Pourquoi il est nécessaire d’agir
La Suisse dispose aujourd’hui de l’un des réseaux électriques les plus stables du monde. La stabilité n’est toutefois pas une loi naturelle, mais le résultat d’une coopération internationale efficace. Avec 41 lignes transfrontalières, le réseau électrique suisse fait partie intégrante du réseau interconnecté européen, qui relie plus de 30 pays et assure l’approvisionnement en électricité de plus de 500 millions de personnes. Cette intégration contribue de manière significative à la stabilité du réseau électrique suisse. Plus simplement: plus l’interconnexion est grande, plus le système global est stable. Il est plus facile de faire face aux pannes ou aux fluctuations des centrales électriques au sein d’une grande communauté.
Alors que l’UE a fixé des règles uniformes qui évoluent en permanence, stimulant ainsi activement le marché intérieur de l’électricité depuis des années, la Suisse négocie depuis maintenant 17 ans, avec des interruptions, un accord sur l’électricité avec l’UE et est de plus en plus exclue.
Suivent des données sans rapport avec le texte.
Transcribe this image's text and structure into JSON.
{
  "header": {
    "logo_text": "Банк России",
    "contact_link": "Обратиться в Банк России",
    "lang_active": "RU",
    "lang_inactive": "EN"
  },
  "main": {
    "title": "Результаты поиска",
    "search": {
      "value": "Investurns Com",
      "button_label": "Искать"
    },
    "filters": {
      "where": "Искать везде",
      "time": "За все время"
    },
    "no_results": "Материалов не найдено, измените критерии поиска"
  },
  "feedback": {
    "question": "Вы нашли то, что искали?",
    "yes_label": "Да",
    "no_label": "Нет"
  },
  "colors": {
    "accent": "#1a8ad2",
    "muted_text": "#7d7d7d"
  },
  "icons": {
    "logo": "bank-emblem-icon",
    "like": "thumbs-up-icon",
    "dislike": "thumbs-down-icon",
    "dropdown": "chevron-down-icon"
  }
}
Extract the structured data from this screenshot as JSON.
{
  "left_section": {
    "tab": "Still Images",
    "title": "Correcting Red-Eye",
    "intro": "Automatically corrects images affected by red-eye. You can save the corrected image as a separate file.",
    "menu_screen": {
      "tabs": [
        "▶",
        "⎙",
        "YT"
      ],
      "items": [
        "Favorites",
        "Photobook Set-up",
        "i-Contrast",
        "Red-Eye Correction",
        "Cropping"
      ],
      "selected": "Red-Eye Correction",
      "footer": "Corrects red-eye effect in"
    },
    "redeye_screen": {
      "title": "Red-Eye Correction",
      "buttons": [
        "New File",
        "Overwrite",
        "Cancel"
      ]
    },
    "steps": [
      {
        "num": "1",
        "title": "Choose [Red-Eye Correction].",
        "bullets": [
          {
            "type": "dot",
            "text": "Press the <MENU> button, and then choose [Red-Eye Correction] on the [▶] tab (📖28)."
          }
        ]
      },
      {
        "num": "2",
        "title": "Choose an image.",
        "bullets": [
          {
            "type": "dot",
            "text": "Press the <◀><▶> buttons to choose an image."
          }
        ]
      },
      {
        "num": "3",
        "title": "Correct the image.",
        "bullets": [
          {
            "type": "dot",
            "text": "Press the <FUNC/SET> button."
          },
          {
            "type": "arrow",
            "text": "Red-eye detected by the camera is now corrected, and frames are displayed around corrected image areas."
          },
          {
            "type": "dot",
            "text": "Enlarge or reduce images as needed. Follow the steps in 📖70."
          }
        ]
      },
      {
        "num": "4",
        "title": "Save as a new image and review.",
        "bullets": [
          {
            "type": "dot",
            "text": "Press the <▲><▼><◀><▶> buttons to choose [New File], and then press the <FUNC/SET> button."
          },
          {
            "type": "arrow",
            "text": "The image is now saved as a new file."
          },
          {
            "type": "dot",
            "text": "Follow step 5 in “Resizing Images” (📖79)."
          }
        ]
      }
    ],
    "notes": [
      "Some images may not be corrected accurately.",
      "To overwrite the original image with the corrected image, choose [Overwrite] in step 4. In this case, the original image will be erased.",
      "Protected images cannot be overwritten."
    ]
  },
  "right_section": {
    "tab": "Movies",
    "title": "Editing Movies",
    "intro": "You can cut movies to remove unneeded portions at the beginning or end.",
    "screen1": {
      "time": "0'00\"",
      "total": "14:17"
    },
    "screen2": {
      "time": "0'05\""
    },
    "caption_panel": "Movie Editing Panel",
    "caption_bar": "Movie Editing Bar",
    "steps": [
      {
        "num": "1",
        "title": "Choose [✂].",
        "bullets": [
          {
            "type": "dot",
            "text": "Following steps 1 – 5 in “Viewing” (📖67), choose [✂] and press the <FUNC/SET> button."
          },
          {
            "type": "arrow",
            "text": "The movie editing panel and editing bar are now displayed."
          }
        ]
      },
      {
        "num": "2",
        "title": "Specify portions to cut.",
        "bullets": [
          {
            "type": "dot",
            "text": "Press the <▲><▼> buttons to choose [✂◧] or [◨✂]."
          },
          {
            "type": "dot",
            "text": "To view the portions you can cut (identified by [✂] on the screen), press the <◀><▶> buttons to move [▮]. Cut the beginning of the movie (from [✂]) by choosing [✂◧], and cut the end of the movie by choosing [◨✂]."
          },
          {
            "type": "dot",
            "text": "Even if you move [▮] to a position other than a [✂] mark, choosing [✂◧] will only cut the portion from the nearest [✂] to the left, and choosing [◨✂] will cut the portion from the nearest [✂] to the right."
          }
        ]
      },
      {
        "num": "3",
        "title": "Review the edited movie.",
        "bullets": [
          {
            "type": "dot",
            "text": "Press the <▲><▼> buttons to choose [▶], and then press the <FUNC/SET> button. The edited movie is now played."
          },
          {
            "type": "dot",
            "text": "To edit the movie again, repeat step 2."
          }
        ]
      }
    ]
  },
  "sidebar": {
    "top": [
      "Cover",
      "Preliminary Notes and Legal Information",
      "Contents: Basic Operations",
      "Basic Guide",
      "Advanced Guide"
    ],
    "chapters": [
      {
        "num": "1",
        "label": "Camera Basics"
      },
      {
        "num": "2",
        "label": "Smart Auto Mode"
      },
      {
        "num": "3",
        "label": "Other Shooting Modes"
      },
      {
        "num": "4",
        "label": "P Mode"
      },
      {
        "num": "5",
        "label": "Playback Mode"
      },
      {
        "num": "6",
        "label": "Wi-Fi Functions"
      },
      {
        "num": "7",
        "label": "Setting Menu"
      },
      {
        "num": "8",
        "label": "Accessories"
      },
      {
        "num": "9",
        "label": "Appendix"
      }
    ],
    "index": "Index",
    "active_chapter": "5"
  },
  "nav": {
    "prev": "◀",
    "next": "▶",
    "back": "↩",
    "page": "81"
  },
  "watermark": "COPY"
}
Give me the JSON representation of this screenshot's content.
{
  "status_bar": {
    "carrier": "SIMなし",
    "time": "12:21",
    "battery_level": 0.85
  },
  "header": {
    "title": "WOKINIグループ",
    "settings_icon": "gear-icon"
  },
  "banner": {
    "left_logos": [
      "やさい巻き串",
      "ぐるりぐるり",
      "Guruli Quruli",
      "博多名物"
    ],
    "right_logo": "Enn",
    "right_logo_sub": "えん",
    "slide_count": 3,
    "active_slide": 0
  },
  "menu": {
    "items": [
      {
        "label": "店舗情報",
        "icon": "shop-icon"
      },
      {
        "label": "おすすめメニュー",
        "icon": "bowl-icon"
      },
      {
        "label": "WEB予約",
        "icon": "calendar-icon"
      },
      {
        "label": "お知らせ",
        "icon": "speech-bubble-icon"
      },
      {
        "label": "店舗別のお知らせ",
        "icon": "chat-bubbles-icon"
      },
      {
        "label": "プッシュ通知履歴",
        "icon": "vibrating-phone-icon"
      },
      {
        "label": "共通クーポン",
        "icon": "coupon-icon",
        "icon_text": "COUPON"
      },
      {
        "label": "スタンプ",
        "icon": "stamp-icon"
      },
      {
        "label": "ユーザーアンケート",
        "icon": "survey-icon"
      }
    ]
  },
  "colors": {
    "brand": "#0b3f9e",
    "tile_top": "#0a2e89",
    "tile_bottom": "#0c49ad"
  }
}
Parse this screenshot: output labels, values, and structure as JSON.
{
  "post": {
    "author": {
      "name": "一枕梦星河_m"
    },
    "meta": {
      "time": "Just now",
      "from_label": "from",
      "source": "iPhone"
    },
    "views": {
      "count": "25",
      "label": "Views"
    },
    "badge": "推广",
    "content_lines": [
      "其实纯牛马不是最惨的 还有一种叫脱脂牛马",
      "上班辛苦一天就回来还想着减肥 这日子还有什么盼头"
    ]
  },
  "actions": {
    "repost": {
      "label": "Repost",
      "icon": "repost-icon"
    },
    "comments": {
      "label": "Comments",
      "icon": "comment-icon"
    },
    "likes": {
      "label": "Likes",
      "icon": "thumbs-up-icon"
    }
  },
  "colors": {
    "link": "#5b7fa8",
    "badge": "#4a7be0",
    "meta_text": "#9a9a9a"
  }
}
Une solution pour la coopération transfrontalière entre la Suisse et l’UE dans le domaine de l’électricité est plus que jamais nécessaire. Et nous n’en avons jamais été aussi proches que maintenant.
Risques sans accord sur l’électricité avec l’UE
Sans un accès au marché intérieur de l’électricité de l’UE réglementé contractuellement, la Suisse risque à moyen terme de subir des inconvénients considérables. En effet, en cas de non à l’accord sur l’électricité, le statu quo ne sera plus garanti. La base de la collaboration actuelle avec l’UE dans le domaine de l’électricité serait supprimée. Cela marquerait le début d’une nouvelle ère. Les risques associés sont multiples:
- Menace pour la sécurité d’approvisionnement: sans capacité transfrontalière garantie par le droit international, il n’est pas certain que la Suisse puisse importer suffisamment d’électricité en hiver. Le risque de pénurie augmente.
- Coûts supplémentaires élevés pour des centrales de réserve: selon l’étude Ecoplan réalisée pour le compte de l’Office fédéral de l’énergie (OFEN), en l’absence d’un accord sur l’électricité, la Suisse devrait construire d’ici 2050 des centrales de réserve fossiles supplémentaires pour un montant d’environ 25 milliards de francs afin de garantir l’approvisionnement en hiver.
- Augmentation de la charge du réseau: les flux d’électricité non planifiés augmentent et Swissgrid doit intervenir de plus en plus fréquemment pour stabiliser le réseau. Cela entraîne des coûts élevés qui sont finalement répercutés sur les consommatrices et consommateurs d’électricité.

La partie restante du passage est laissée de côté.